Released only a week ago, the music video for Maroon 5 and Cardi B’s “Girls Like You” has already racked up more than 48 million views on YouTube, thanks in large part to the pantheon of goddesses who pop up throughout.
Sure, you’ll immediately recognize icons like Jennifer Lopez, Ellen DeGeneres, Gal Gadot, and Mary J. Blige, but there’s also comedians Phoebe Robinson and Lilly Singh, activists Angy Rivera and Jackie Fielder, and athletes Chloe Kim and Alex Morgan. And let’s not forget the heroic gymnast who inspired so many to speak their own truths: Aly Raisman. At a time when the world is primed for strong female role models, the video offers a who’s who of female empowerment.
“Honestly, we put out the call and these women all showed up,” says video director David Dobkin (Wedding Crashers). “It was almost overwhelming. We [were] so honored each person came.”
Below, Dobkin details how he and Maroon 5 frontman Adam Levine managed to bring together some of entertainment’s brightest stars to create a video supernova.
ENTERTAINMENT WEEKLY: This is the third Maroon 5 video you’ve directed. How did you get involved in this one specifically?
DAVID DOBKIN: Adam and I have known each other since 2001, 2002. He comes to me sometimes with different tracks and we’ll talk about them. This was my favorite song on the album, and I really was attached to it. When I heard it was going to be the third video, I was like, I gotta do it. I felt it could be about all women. I went to him and said, “Why don’t you not be in the video, and let me do a montage of all these amazing women throughout history? I’ll end with all these women that are running for Congress,” ’cause I’m very proud of what’s happening with the women’s movement. [Levine] goes, “I see what you’re trying to do, but I think it’d be better if it was women that were [at the shoot]. Why don’t we just have all different women sing the song?” I said, “What if I circle you, and every time I circle you it’s another woman?” So Adam said, “Yes, let’s do it. We should call Ellen first. Ellen will get this, and she’ll really love it.”
How long did the shoot take?
It took almost five months to make the video. It was [shot] all here in Los Angeles. We couldn’t move the equipment. It’s the longest circular motion-control shot ever done, according to the people who did the shot. Once I got into the technical aspects of what it took to put this thing together, and to do what I was proposing, which was an unedited shot with everybody in it, [Levine] realized very quickly that the resources needed to do it [were] gonna be bigger, bigger, bigger. I was like, “This isn’t gonna be a day anymore. It’s gonna be a couple of days.” And the two days turned into three days, turned into four days, and then eventually we shot for five days because Gal Gadot wanted to do it.

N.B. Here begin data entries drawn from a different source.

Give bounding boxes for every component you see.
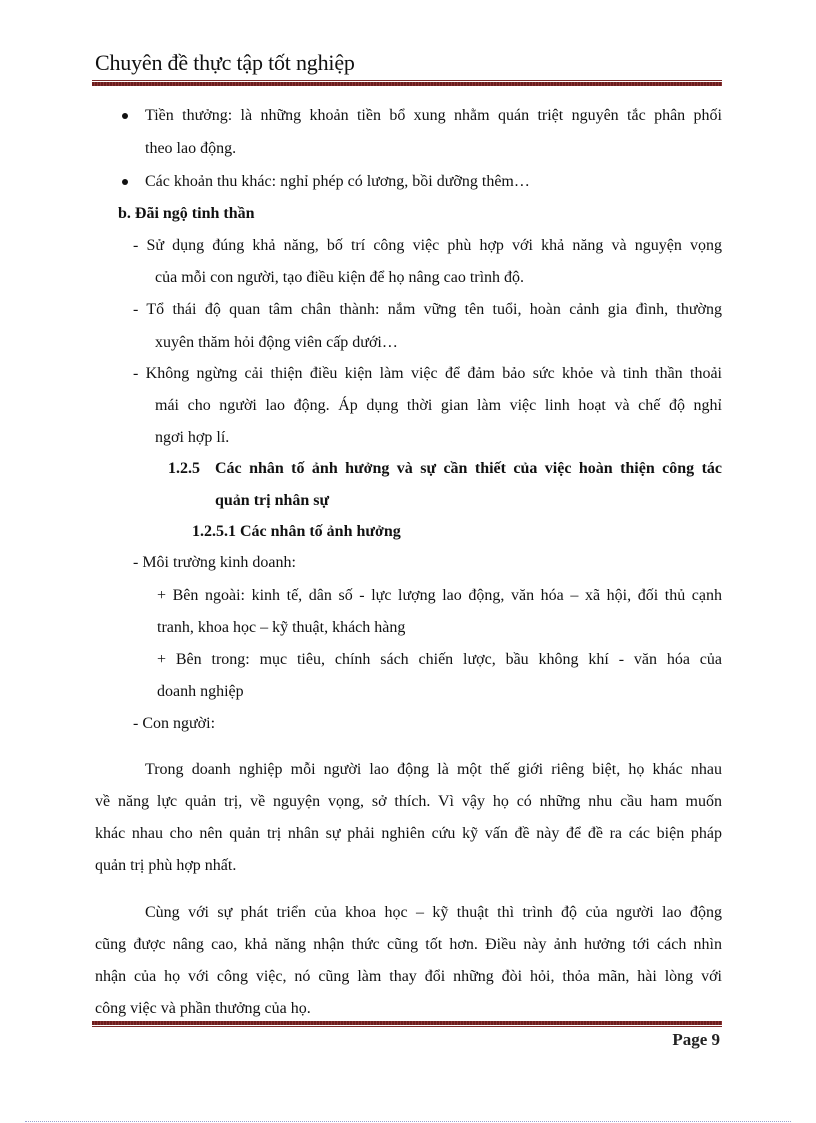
header-rule-thick bbox=[92, 82, 722, 86]
header-title: Chuyên đề thực tập tốt nghiệp bbox=[95, 50, 355, 75]
bullet-item-2-line-1: Các khoản thu khác: nghỉ phép có lương, bồi dưỡng thêm… bbox=[145, 173, 530, 190]
dash-item-2-line-1: - Tổ thái độ quan tâm chân thành: nắm vững tên tuổi, hoàn cảnh gia đình, thường bbox=[133, 301, 722, 318]
inside-factors-line-2: doanh nghiệp bbox=[157, 683, 244, 700]
dash-item-2-line-2: xuyên thăm hỏi động viên cấp dưới… bbox=[155, 334, 398, 351]
heading-dai-ngo-tinh-than: b. Đãi ngộ tinh thần bbox=[118, 205, 255, 222]
dash-item-3-line-3: ngơi hợp lí. bbox=[155, 429, 230, 446]
paragraph-1-line-3: khác nhau cho nên quản trị nhân sự phải nghiên cứu kỹ vấn đề này để đề ra các biện pháp bbox=[95, 825, 722, 842]
paragraph-2-line-4: công việc và phần thưởng của họ. bbox=[95, 1000, 311, 1017]
section-1-2-5-title-line-2: quản trị nhân sự bbox=[215, 492, 330, 509]
bullet-icon bbox=[122, 113, 128, 119]
bullet-item-1-line-1: Tiền thưởng: là những khoản tiền bổ xung nhằm quán triệt nguyên tắc phân phối bbox=[145, 107, 722, 124]
page-number: Page 9 bbox=[672, 1030, 720, 1049]
dash-item-1-line-2: của mỗi con người, tạo điều kiện để họ nâng cao trình độ. bbox=[155, 269, 525, 286]
business-environment-label: - Môi trường kinh doanh: bbox=[133, 554, 296, 571]
paragraph-1-line-1: Trong doanh nghiệp mỗi người lao động là một thế giới riêng biệt, họ khác nhau bbox=[145, 761, 722, 778]
section-1-2-5-number: 1.2.5 bbox=[168, 460, 200, 477]
paragraph-1-line-2: về năng lực quản trị, về nguyện vọng, sở thích. Vì vậy họ có những nhu cầu ham muốn bbox=[95, 793, 722, 810]
paragraph-2-line-2: cũng được nâng cao, khả năng nhận thức cũng tốt hơn. Điều này ảnh hưởng tới cách nhìn bbox=[95, 936, 722, 953]
section-1-2-5-1-title: 1.2.5.1 Các nhân tố ảnh hưởng bbox=[192, 523, 401, 540]
footer-rule-thin bbox=[92, 1026, 722, 1027]
header-rule-thin bbox=[92, 80, 722, 81]
dash-item-3-line-1: - Không ngừng cải thiện điều kiện làm việc để đảm bảo sức khỏe và tinh thần thoải bbox=[133, 365, 722, 382]
dash-item-3-line-2: mái cho người lao động. Áp dụng thời gian làm việc linh hoạt và chế độ nghỉ bbox=[155, 397, 722, 414]
footer-rule bbox=[92, 1021, 722, 1028]
people-label: - Con người: bbox=[133, 715, 216, 732]
dash-item-1-line-1: - Sử dụng đúng khả năng, bố trí công việc phù hợp với khả năng và nguyện vọng bbox=[133, 237, 722, 254]
header-rule bbox=[92, 80, 722, 87]
outside-factors-line-2: tranh, khoa học – kỹ thuật, khách hàng bbox=[157, 619, 406, 636]
paragraph-1-line-4: quản trị phù hợp nhất. bbox=[95, 857, 237, 874]
paragraph-2-line-3: nhận của họ với công việc, nó cũng làm thay đổi những đòi hỏi, thỏa mãn, hài lòng với bbox=[95, 968, 722, 985]
outside-factors-line-1: + Bên ngoài: kinh tế, dân số - lực lượng lao động, văn hóa – xã hội, đối thủ cạnh bbox=[157, 587, 722, 604]
page-break-divider bbox=[25, 1121, 791, 1122]
footer-rule-thick bbox=[92, 1021, 722, 1025]
section-1-2-5-title-line-1: Các nhân tố ảnh hưởng và sự cần thiết của việc hoàn thiện công tác bbox=[215, 460, 722, 477]
bullet-icon bbox=[122, 179, 128, 185]
paragraph-2-line-1: Cùng với sự phát triển của khoa học – kỹ thuật thì trình độ của người lao động bbox=[145, 904, 722, 921]
inside-factors-line-1: + Bên trong: mục tiêu, chính sách chiến lược, bầu không khí - văn hóa của bbox=[157, 651, 722, 668]
bullet-item-1-line-2: theo lao động. bbox=[145, 140, 237, 157]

So the first day of shooting…
J. Lo was the first one that walked in, and she crushed it. She’s magic. Ellen came on the first shoot day. She was the first person to sign up and support it. And she was so amazing. She understood that all the other women were going to be put together with visual effects. It was so funny when she finally started looking around for where the women were coming from, which I did not tell her to do at all. She understood just as an artist — she was like, “Oh yeah, all these women are coming and going? I’m gonna look around for all of them.”
How did you decide which women would be featured?
After Ellen, we wrote personal letters to each and every one of these individual women, and we very carefully curated the group.… This is the list of people that we were inspired by, who said yes and actually were able to make it. I used the word “curated” just in the sense of having a list of people and who were available and wanting to represent many different races and religions and backgrounds and orientations. Adam… wrote the letters. Some people he called. I know he called Tiffany Haddish directly. And it was really funny ’cause sometimes the girls come in and their management is like, “Wait, what’s going on?” Cardi flew out and shot the video without anybody approving. She was awesome.
One thing I love is that the guys are in pretty plain clothes and therefore almost blend into the gray/blue background, but the women are wearing either brightly colored clothing or clothing with specific messages. Was that done on purpose?
Absolutely — including Adam wearing a black shirt. It was like everything we could do to have him and the music there but not there.… We let everybody [else] choose what they were wearing.… Part of the idea was always that you may not know everybody, and that would drive people to ask questions and go, “Oh, who’s this girl and what is that thing on her shirt? What does that say? What is that movement about?”
Was there anyone you couldn’t get?
The one regret I had was Helen Mirren. She was going to be in it, and we could not work out the schedule. But at one point I looked at Adam and was like, “We have to stop.” … Seriously, we were like, “Let’s go to London and we’re gonna get Adele,” and we were trying to get a hold of Michelle Obama, and I was like, “You know I extended the final chorus to get everyone in!“
But not every project lends itself to be able to do this kind of thing. Music videos are very special because you’re taking a song and you’re assigning it a visual, and if you’re doing it well, you’re assigning it a meaning that’s hopefully as big and beyond as what the song is intending. And this certainly was one of those cases.
This interview has been edited and condensed.